Wednesday, November 7, 2007

The Peanut Butter Propensity

Revenge, the conventional wisdom has it, is a dish best served cold.

Makes sense when you think it through. Similarly, irony, particularly the sarcasm part of irony, is as difficult to control as a watercolor; it slides, slops, dries; it becomes as dangerous as eating a peanut butter and jam sandwich while wearing a white shirt (which is one reason I don't have any white shirts).

Accordingly, this peanut butter propensity is one of the many reasons I seldom read Maureen Dowd, who began her career as a reporter, then allowed her attitude to run away with her to the point where facts weren't enough; she became a columnist. It is true that a columnist needs opinion and/or attitude in order to reach beyond mere fact. But Maureen Dowd is no better at controlling her sarcasm than I am of controlling peanut butter and strawberry jam sandwiches. I tried marmalade, thinking that would help and because I am fond of the so-called Seville marmalade. I even tried lemon curd, but that was scant help.

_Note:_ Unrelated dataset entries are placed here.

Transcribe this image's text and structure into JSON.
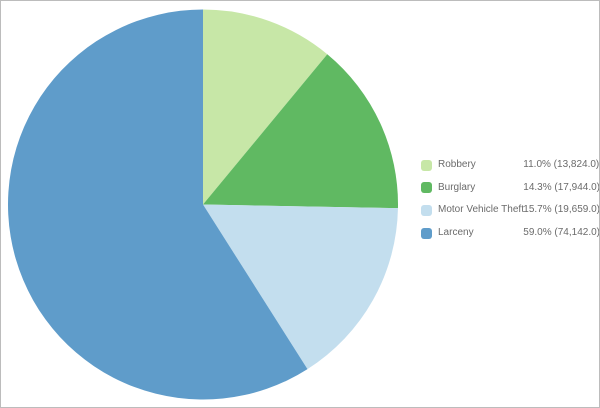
{
  "chart_data": {
    "type": "pie",
    "title": "",
    "categories": [
      "Robbery",
      "Burglary",
      "Motor Vehicle Theft",
      "Larceny"
    ],
    "values": [
      13824.0,
      17944.0,
      19659.0,
      74142.0
    ],
    "percentages": [
      11.0,
      14.3,
      15.7,
      59.0
    ],
    "colors": [
      "#c7e7a7",
      "#60b962",
      "#c3deee",
      "#5f9cca"
    ],
    "start_angle_deg": 0,
    "direction": "clockwise",
    "legend_position": "right",
    "center": [
      203,
      204.5
    ],
    "radius": 195
  },
  "legend": {
    "items": [
      {
        "label": "Robbery",
        "value_text": "11.0% (13,824.0)",
        "color": "#c7e7a7"
      },
      {
        "label": "Burglary",
        "value_text": "14.3% (17,944.0)",
        "color": "#60b962"
      },
      {
        "label": "Motor Vehicle Theft",
        "value_text": "15.7% (19,659.0)",
        "color": "#c3deee"
      },
      {
        "label": "Larceny",
        "value_text": "59.0% (74,142.0)",
        "color": "#5f9cca"
      }
    ]
  },
  "theme": {
    "background": "#ffffff",
    "frame_border": "#bcbcbc",
    "legend_text": "#6b6b6b"
  }
}
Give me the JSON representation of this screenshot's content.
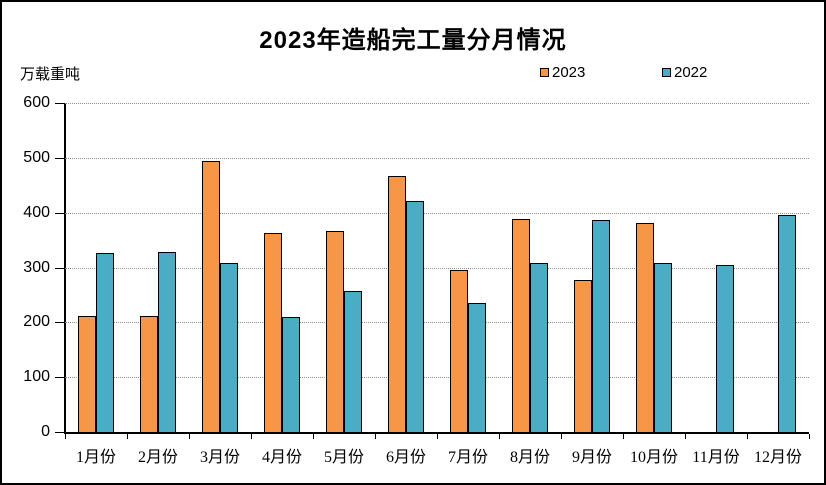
{
  "title": "2023年造船完工量分月情况",
  "unit_label": "万载重吨",
  "colors": {
    "series_2023": "#F79646",
    "series_2022": "#4BACC6",
    "bar_border": "#000000",
    "gridline": "#909090",
    "axis": "#000000",
    "background": "#FFFFFF"
  },
  "chart_data": {
    "type": "bar",
    "title": "2023年造船完工量分月情况",
    "ylabel": "万载重吨",
    "xlabel": "",
    "categories": [
      "1月份",
      "2月份",
      "3月份",
      "4月份",
      "5月份",
      "6月份",
      "7月份",
      "8月份",
      "9月份",
      "10月份",
      "11月份",
      "12月份"
    ],
    "series": [
      {
        "name": "2023",
        "color": "#F79646",
        "values": [
          211,
          212,
          494,
          363,
          367,
          466,
          296,
          389,
          277,
          381,
          null,
          null
        ]
      },
      {
        "name": "2022",
        "color": "#4BACC6",
        "values": [
          326,
          328,
          308,
          210,
          257,
          422,
          236,
          309,
          386,
          309,
          304,
          396
        ]
      }
    ],
    "ylim": [
      0,
      600
    ],
    "ytick_step": 100,
    "grid": "horizontal-dotted",
    "legend_position": "top"
  }
}
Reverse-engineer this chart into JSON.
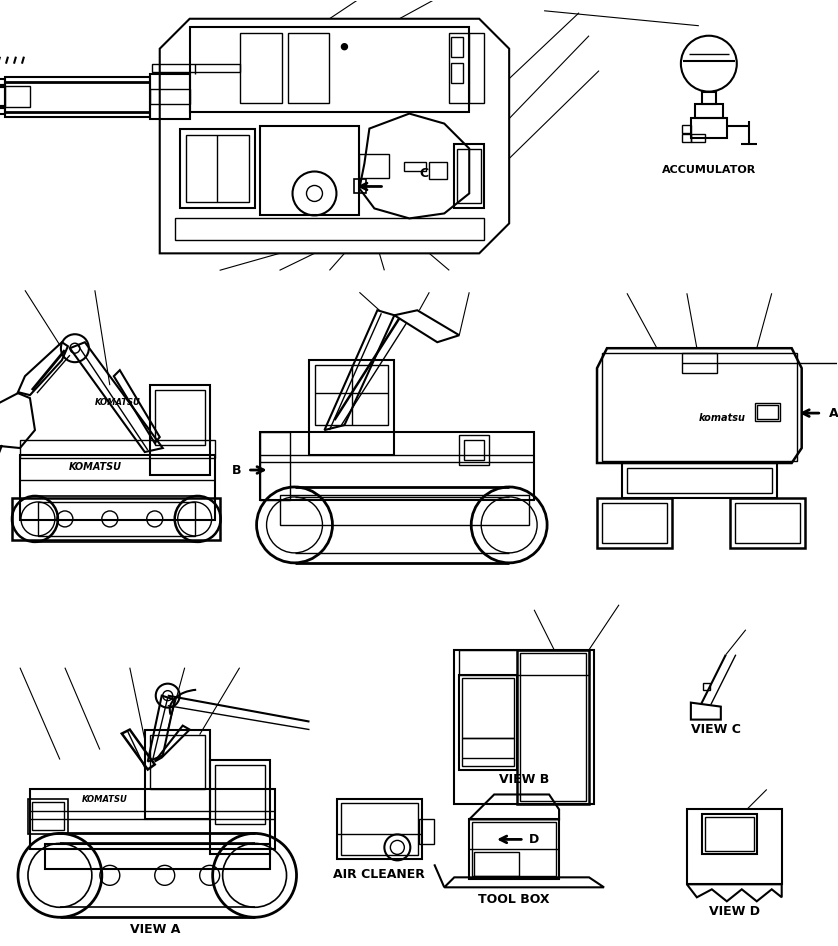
{
  "bg_color": "#ffffff",
  "line_color": "#000000",
  "fig_width": 8.38,
  "fig_height": 9.46,
  "labels": {
    "accumulator": "ACCUMULATOR",
    "view_a": "VIEW A",
    "air_cleaner": "AIR CLEANER",
    "tool_box": "TOOL BOX",
    "view_b": "VIEW B",
    "view_c": "VIEW C",
    "view_d": "VIEW D",
    "label_b": "B",
    "label_a": "A",
    "label_c": "C",
    "label_d": "D"
  }
}
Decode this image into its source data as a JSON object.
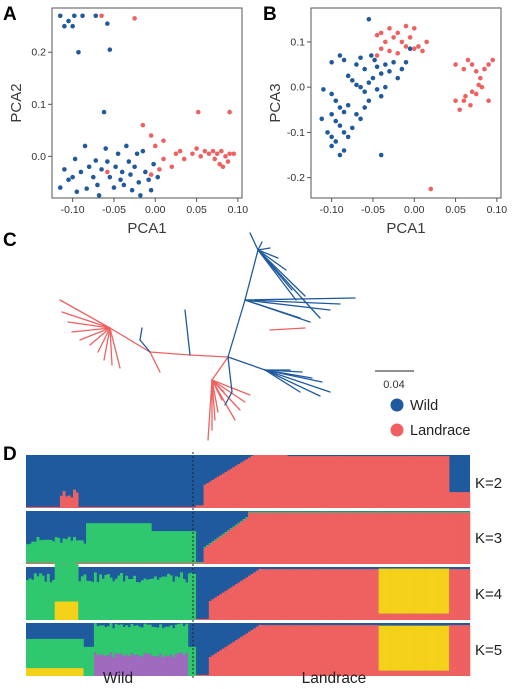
{
  "panels": {
    "a": "A",
    "b": "B",
    "c": "C",
    "d": "D"
  },
  "colors": {
    "wild": "#1f5a9e",
    "landrace": "#ef6161",
    "cluster3": "#30c86e",
    "cluster4": "#f4d21a",
    "cluster5": "#a06bbf"
  },
  "legend": {
    "scale_label": "0.04",
    "items": [
      {
        "label": "Wild",
        "color": "#1f5a9e"
      },
      {
        "label": "Landrace",
        "color": "#ef6161"
      }
    ]
  },
  "chart_data": [
    {
      "type": "scatter",
      "panel": "A",
      "xlabel": "PCA1",
      "ylabel": "PCA2",
      "xlim": [
        -0.125,
        0.105
      ],
      "ylim": [
        -0.08,
        0.285
      ],
      "xticks": [
        "-0.10",
        "-0.05",
        "0.00",
        "0.05",
        "0.10"
      ],
      "yticks": [
        "0.0",
        "0.1",
        "0.2"
      ],
      "series": [
        {
          "name": "Wild",
          "points": [
            [
              -0.115,
              0.27
            ],
            [
              -0.11,
              0.25
            ],
            [
              -0.105,
              0.26
            ],
            [
              -0.1,
              0.25
            ],
            [
              -0.098,
              0.27
            ],
            [
              -0.088,
              0.27
            ],
            [
              -0.072,
              0.27
            ],
            [
              -0.058,
              0.255
            ],
            [
              -0.055,
              0.205
            ],
            [
              -0.093,
              0.2
            ],
            [
              -0.062,
              0.085
            ],
            [
              -0.097,
              -0.005
            ],
            [
              -0.11,
              -0.025
            ],
            [
              -0.105,
              -0.045
            ],
            [
              -0.115,
              -0.06
            ],
            [
              -0.1,
              -0.04
            ],
            [
              -0.09,
              -0.03
            ],
            [
              -0.085,
              0.02
            ],
            [
              -0.08,
              -0.02
            ],
            [
              -0.075,
              -0.04
            ],
            [
              -0.072,
              -0.008
            ],
            [
              -0.07,
              -0.055
            ],
            [
              -0.065,
              -0.025
            ],
            [
              -0.06,
              0.015
            ],
            [
              -0.058,
              -0.01
            ],
            [
              -0.055,
              -0.04
            ],
            [
              -0.05,
              -0.06
            ],
            [
              -0.048,
              -0.02
            ],
            [
              -0.045,
              0.005
            ],
            [
              -0.042,
              -0.045
            ],
            [
              -0.04,
              -0.03
            ],
            [
              -0.038,
              -0.055
            ],
            [
              -0.035,
              0.02
            ],
            [
              -0.032,
              -0.01
            ],
            [
              -0.03,
              -0.035
            ],
            [
              -0.028,
              -0.065
            ],
            [
              -0.025,
              -0.02
            ],
            [
              -0.022,
              0.005
            ],
            [
              -0.02,
              -0.05
            ],
            [
              -0.015,
              0.01
            ],
            [
              -0.012,
              -0.03
            ],
            [
              -0.008,
              -0.045
            ],
            [
              -0.005,
              -0.065
            ],
            [
              -0.002,
              -0.015
            ],
            [
              0.003,
              -0.04
            ],
            [
              -0.018,
              -0.075
            ],
            [
              -0.068,
              -0.075
            ],
            [
              -0.095,
              -0.068
            ],
            [
              -0.083,
              -0.062
            ]
          ]
        },
        {
          "name": "Landrace",
          "points": [
            [
              -0.065,
              0.27
            ],
            [
              -0.025,
              0.265
            ],
            [
              0.052,
              0.085
            ],
            [
              0.09,
              0.085
            ],
            [
              -0.015,
              0.06
            ],
            [
              -0.005,
              0.04
            ],
            [
              0.0,
              0.02
            ],
            [
              0.01,
              0.03
            ],
            [
              0.03,
              0.01
            ],
            [
              0.045,
              0.005
            ],
            [
              0.05,
              0.015
            ],
            [
              0.055,
              0.0
            ],
            [
              0.06,
              0.01
            ],
            [
              0.065,
              0.005
            ],
            [
              0.07,
              0.01
            ],
            [
              0.072,
              -0.005
            ],
            [
              0.075,
              0.005
            ],
            [
              0.078,
              -0.015
            ],
            [
              0.08,
              0.01
            ],
            [
              0.082,
              -0.02
            ],
            [
              0.085,
              0.0
            ],
            [
              0.088,
              -0.01
            ],
            [
              0.09,
              0.005
            ],
            [
              0.095,
              0.005
            ],
            [
              0.035,
              -0.005
            ],
            [
              0.02,
              -0.02
            ],
            [
              0.005,
              -0.025
            ],
            [
              -0.005,
              -0.035
            ],
            [
              0.01,
              -0.005
            ],
            [
              -0.058,
              -0.03
            ],
            [
              0.025,
              0.005
            ]
          ]
        }
      ]
    },
    {
      "type": "scatter",
      "panel": "B",
      "xlabel": "PCA1",
      "ylabel": "PCA3",
      "xlim": [
        -0.125,
        0.105
      ],
      "ylim": [
        -0.245,
        0.175
      ],
      "xticks": [
        "-0.10",
        "-0.05",
        "0.00",
        "0.05",
        "0.10"
      ],
      "yticks": [
        "-0.2",
        "-0.1",
        "0.0",
        "0.1"
      ],
      "series": [
        {
          "name": "Wild",
          "points": [
            [
              -0.055,
              0.15
            ],
            [
              -0.09,
              0.07
            ],
            [
              -0.085,
              0.06
            ],
            [
              -0.1,
              0.055
            ],
            [
              -0.07,
              0.05
            ],
            [
              -0.065,
              0.065
            ],
            [
              -0.06,
              0.04
            ],
            [
              -0.052,
              0.07
            ],
            [
              -0.048,
              0.06
            ],
            [
              -0.045,
              0.045
            ],
            [
              -0.04,
              0.03
            ],
            [
              -0.035,
              0.05
            ],
            [
              -0.03,
              0.035
            ],
            [
              -0.025,
              0.055
            ],
            [
              -0.02,
              0.02
            ],
            [
              -0.08,
              0.025
            ],
            [
              -0.075,
              0.015
            ],
            [
              -0.07,
              0.005
            ],
            [
              -0.065,
              0.0
            ],
            [
              -0.06,
              -0.01
            ],
            [
              -0.055,
              0.01
            ],
            [
              -0.05,
              0.02
            ],
            [
              -0.045,
              -0.005
            ],
            [
              -0.04,
              -0.02
            ],
            [
              -0.035,
              0.0
            ],
            [
              -0.11,
              -0.005
            ],
            [
              -0.1,
              -0.015
            ],
            [
              -0.095,
              -0.03
            ],
            [
              -0.09,
              -0.045
            ],
            [
              -0.085,
              -0.055
            ],
            [
              -0.08,
              -0.04
            ],
            [
              -0.1,
              -0.06
            ],
            [
              -0.095,
              -0.075
            ],
            [
              -0.09,
              -0.085
            ],
            [
              -0.085,
              -0.1
            ],
            [
              -0.08,
              -0.11
            ],
            [
              -0.075,
              -0.09
            ],
            [
              -0.07,
              -0.06
            ],
            [
              -0.065,
              -0.07
            ],
            [
              -0.105,
              -0.1
            ],
            [
              -0.1,
              -0.11
            ],
            [
              -0.1,
              -0.13
            ],
            [
              -0.095,
              -0.12
            ],
            [
              -0.09,
              -0.15
            ],
            [
              -0.085,
              -0.14
            ],
            [
              -0.04,
              -0.15
            ],
            [
              -0.015,
              0.04
            ],
            [
              -0.01,
              0.055
            ],
            [
              -0.005,
              0.085
            ],
            [
              -0.055,
              -0.03
            ],
            [
              -0.06,
              -0.045
            ],
            [
              -0.112,
              -0.07
            ]
          ]
        },
        {
          "name": "Landrace",
          "points": [
            [
              -0.045,
              0.115
            ],
            [
              -0.04,
              0.12
            ],
            [
              -0.035,
              0.1
            ],
            [
              -0.03,
              0.13
            ],
            [
              -0.025,
              0.11
            ],
            [
              -0.02,
              0.12
            ],
            [
              -0.015,
              0.1
            ],
            [
              -0.01,
              0.09
            ],
            [
              -0.005,
              0.11
            ],
            [
              0.0,
              0.085
            ],
            [
              0.005,
              0.09
            ],
            [
              0.01,
              0.08
            ],
            [
              0.015,
              0.1
            ],
            [
              -0.02,
              0.075
            ],
            [
              -0.03,
              0.08
            ],
            [
              -0.04,
              0.085
            ],
            [
              -0.045,
              0.07
            ],
            [
              0.05,
              0.05
            ],
            [
              0.06,
              0.04
            ],
            [
              0.065,
              0.06
            ],
            [
              0.07,
              0.05
            ],
            [
              0.075,
              0.035
            ],
            [
              0.08,
              0.02
            ],
            [
              0.085,
              0.04
            ],
            [
              0.09,
              0.05
            ],
            [
              0.078,
              0.005
            ],
            [
              0.07,
              -0.01
            ],
            [
              0.062,
              -0.02
            ],
            [
              0.055,
              -0.05
            ],
            [
              0.06,
              -0.03
            ],
            [
              0.068,
              -0.04
            ],
            [
              0.075,
              -0.015
            ],
            [
              0.082,
              0.0
            ],
            [
              0.09,
              -0.03
            ],
            [
              0.095,
              0.06
            ],
            [
              0.05,
              -0.03
            ],
            [
              0.02,
              -0.225
            ],
            [
              -0.01,
              0.135
            ],
            [
              0.0,
              0.13
            ]
          ]
        }
      ]
    },
    {
      "type": "bar",
      "panel": "D",
      "title": "",
      "groups": [
        "Wild",
        "Landrace"
      ],
      "rows": [
        {
          "label": "K=2",
          "k": 2
        },
        {
          "label": "K=3",
          "k": 3
        },
        {
          "label": "K=4",
          "k": 4
        },
        {
          "label": "K=5",
          "k": 5
        }
      ]
    }
  ]
}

The simple truth is that I should--but don't--eat peanut butter sandwiches over the sink. Maureen Dowd should--but doesn't--sign up for anger-management classes. There are some nifty ones on line, some of which have working arrangements with Traffic Schools, allowing you to burn off citations for such offenses as rude gestures, or that particularly L.A. offense, throwing cell phones at other drivers. Maureen Dowd appears to hate everyone, even people she does not know. No sarcasm left behind. More and more, she is becoming a salient reason for calling 1-800-NYTIMES and saying, "Cancel." Reading her allows me to take sides against her and show sympathy for persons I ordinarily would dislike. There were some moments a few weeks back, for instance, when I found myself beginning to feel sorry for Dick Cheney. I'm happy to report that didn't last long.

This has turned out to be more about her than I'd intended, but it is ample demonstration of my point: You can't mess around with sarcasm.


R.L. Bourges said...

i used to read maureen dowd online until the New York Times started charging for the privilege - i can produce my own sarcasm for free, so that was an easy call...

(but...feeling sorry for Cheney? What DID she say?)

Lori Witzel said...

Sometimes a word comes intact with its own insight.

From the Online Etymology Dictionary on "sarcasm" (my bold italic for emphasis):
1579, from L.L. sarcasmos, from Gk. sarkasmos "a sneer, jest, taunt, mockery," from sarkazein "to speak bitterly, sneer," lit. "to strip off the flesh," from sarx (gen. sarkos) "flesh," prop. "piece of meat," from PIE base *twerk- "to cut" (cf. Avestan thwares "to cut").